Prices have meaning, roles, and functions. It’s not just about being cheap. Maintaining a fair price is crucial. Prices constitute costs and form the basis of living expenses. They are also the source of income and the funds for debt repayment.

As the saying “nothing is more expensive than free” symbolizes, prices have meaning. If everything in the world were free, the economy would not function.

Revenue is the sum of added value and profit, and added value is a cost. Pursuing profit alone and compressing costs means endlessly reducing added value. Inevitably, the economy loses vitality. It is inevitable that many discount retailers are black companies because they do not strive to create added value, only seeking profit.

Simply saying to uniformly relax or strengthen regulations is reckless. Each market has its own unique history and customs, and discussions should be held after verifying whether they are suitable for the times, environment, and changes.

Producing a variety of products in small quantities, high quality, and high-priced long-lasting goods may be uneconomical from a productivity standpoint, but it is economical from a consumption perspective.

We must once again remember the spirit of the Antimonopoly Act.

The Antimonopoly Act prohibits excessive oligopoly and monopoly, as well as unfair low pricing. This is to maintain fair competition and protect high-quality consumption. Regulations exist for this purpose. Regulations are both moral and legal. Why did pollution and environmental destruction occur?

The spirit of the Antimonopoly Act is to maintain fair prices and costs. It’s not just about being cheap or just about competition. A fight without rules is not competition; it is merely a struggle.

What is God showing us?

Deregulation is not a panacea. However, it is not about regulating everything either.

The important thing is the purpose of regulation.

Regulations are established to protect people’s lives, support the weak, and protect the environment. However, regulations that have fulfilled their role and no longer fit the times or environment become vested interests, create class disparities, suppress fair competition, hinder growth, and rigidify the market.

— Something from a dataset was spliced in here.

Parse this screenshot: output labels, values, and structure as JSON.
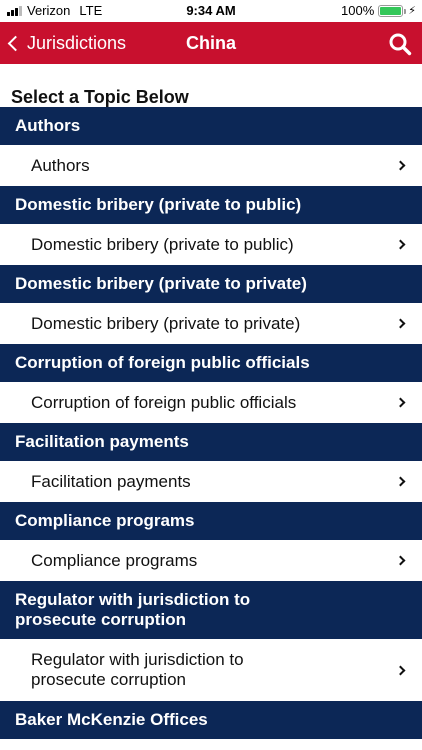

Regulations should be adapted to the environmental conditions.

Industrial products are based on quantity, crafts on quality, and art on universal value. Each should form its own market. The concept of the market is different.

Cars, watches, meals, and preferences form different markets. Mass retailers, local retailers, and long-established stores have coexisted according to their purposes. The diversity of car and watch stores made the market vibrant.

Clothing, like ethnic costumes, was part of the culture.

The taste of coffee in New York, Tokyo, and Shizuoka should not be made the same in the name of progress.

How much and on what consumers spend their money is their decision. The problem is when they are not given a choice.

What did people learn from World War I and World War II? What did God show us? If you want to survive, help and share with each other. If you want to perish, then perish.

It is about life and what kind of environment you live in. For the young and old, children, men, and women to live happily together, what kind of human relationships should be built, where should they live, what kind of house should they live in, what should they wear, and what should they eat? It is a community issue, a life plan, and happiness. That symbolizes richness. Money is a means to live a happy life.

The origin of the economy may lie in urban planning.

Tariffs are important. However, not for the purpose of creating high barriers. They aim to correct the unfairness caused by income disparities, labor conditions, and currency fluctuations, to achieve fair competition, and to protect domestic industries. What is important is to maintain employment stability and fair competition.

Since the role of tariffs is also important, we should understand and utilize them correctly, rather than simply debating whether they are right or wrong.

We must not forget that it can lead to the importation of poverty, discrimination, and forced labor.